I suspect that magical thinking is a consequence of the way the brain stores and retrieves information, and how those mechanisms participate in perception. My layman's understanding is that the brain's internal "data structures" for sensory data, memories, and concepts are organized very associatively. Then, consider that people normally don't bother to distinguish the world-in-their-minds from the world-out-there. When I see two things come into contact in the real world, a connection between their representations forms in my brain as well. This enables a whole class of mental events that feature that connection. Again, since people ordinarily aren't conscious of the important distinction between the good-ol' map and territory, those ideas bleed into their hypotheses about the world-out-there.
You anticipate me, at least partially.
Shame you didn't fold the next installment into this one - it could have made an already good post much better. Still, you have my upvote.
People complain when the things I write are "too long". So I try to go for brevity and conceptual specificity: one group of related ideas, one post.
I'll consider that for the future, though.

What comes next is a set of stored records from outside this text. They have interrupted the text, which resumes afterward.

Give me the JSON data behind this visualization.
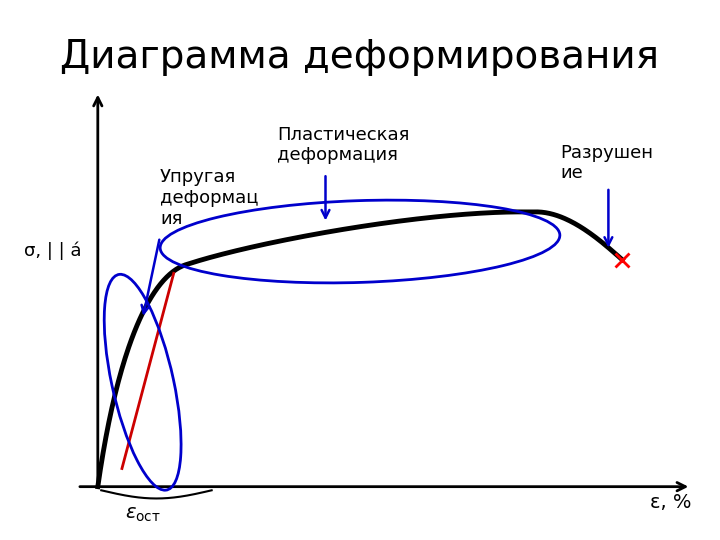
{
  "title": "Диаграмма деформирования",
  "title_fontsize": 28,
  "background_color": "#ffffff",
  "ylabel": "σ, | | á",
  "xlabel": "ε, %",
  "axis_color": "#000000",
  "main_curve_color": "#000000",
  "main_curve_lw": 3.5,
  "red_line_color": "#cc0000",
  "red_line_lw": 2.0,
  "blue_ellipse1_color": "#0000cc",
  "blue_ellipse2_color": "#0000cc",
  "arrow_color": "#0000cc",
  "label_elastic": "Упругая\nдеформац\nия",
  "label_plastic": "Пластическая\nдеформация",
  "label_fracture": "Разрушен\nие",
  "label_eps_ost": "εост",
  "annotation_fontsize": 13
}
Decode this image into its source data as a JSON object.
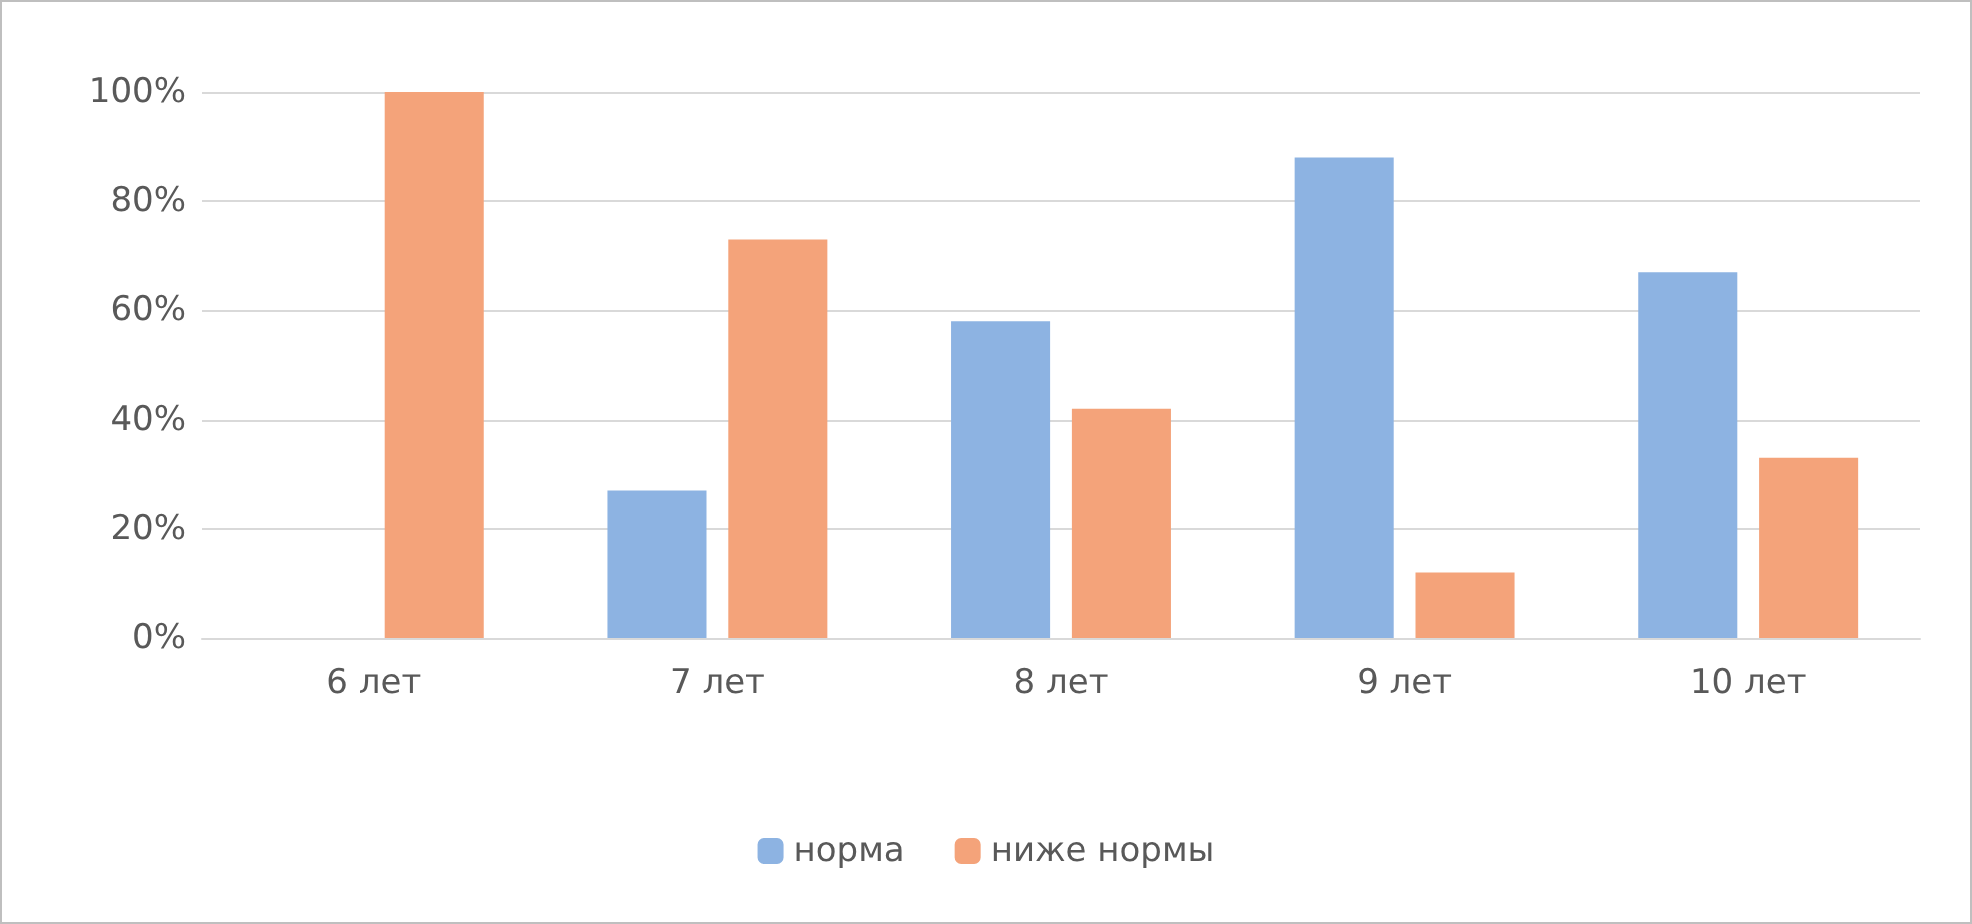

Are there any relationships between two physical objects that are neither interactions nor similarities? If not, these two laws boil down two "things which are related can influence each other", which is a true statement. It is as reasonable to generalize this rule as it is to generalize any rule, until you have a more specific rule (e.g. "things which are capable of sending and receiving known types of waves to each other across the span separating them can influence each other") that does not generalize the same way.
Simple proximity (my pillow and the blinds on my window are not similar and don't interact, but they're about six inches apart at the moment). Co-use (my serving fork and my jar of minced garlic have no apparent similarities and may never directly interact, but they are both involved when I make certain foods). Having both come into contact with the same thing (I have touched both my shoes and my computer, which are dissimilar and haven't interacted).
I'm guessing, then, that proximity, co-use, and common contact do not generally establish magical connections between things, unlike direct interaction and similarity.
Not according to the laws described in the post, no. Of course there are probably magical systems that invoke some or all of those relationships.
/me waits for the follow-up
An additional common theme is the natural balance (which is tied up with but not identical to the naturalistic fallacy.)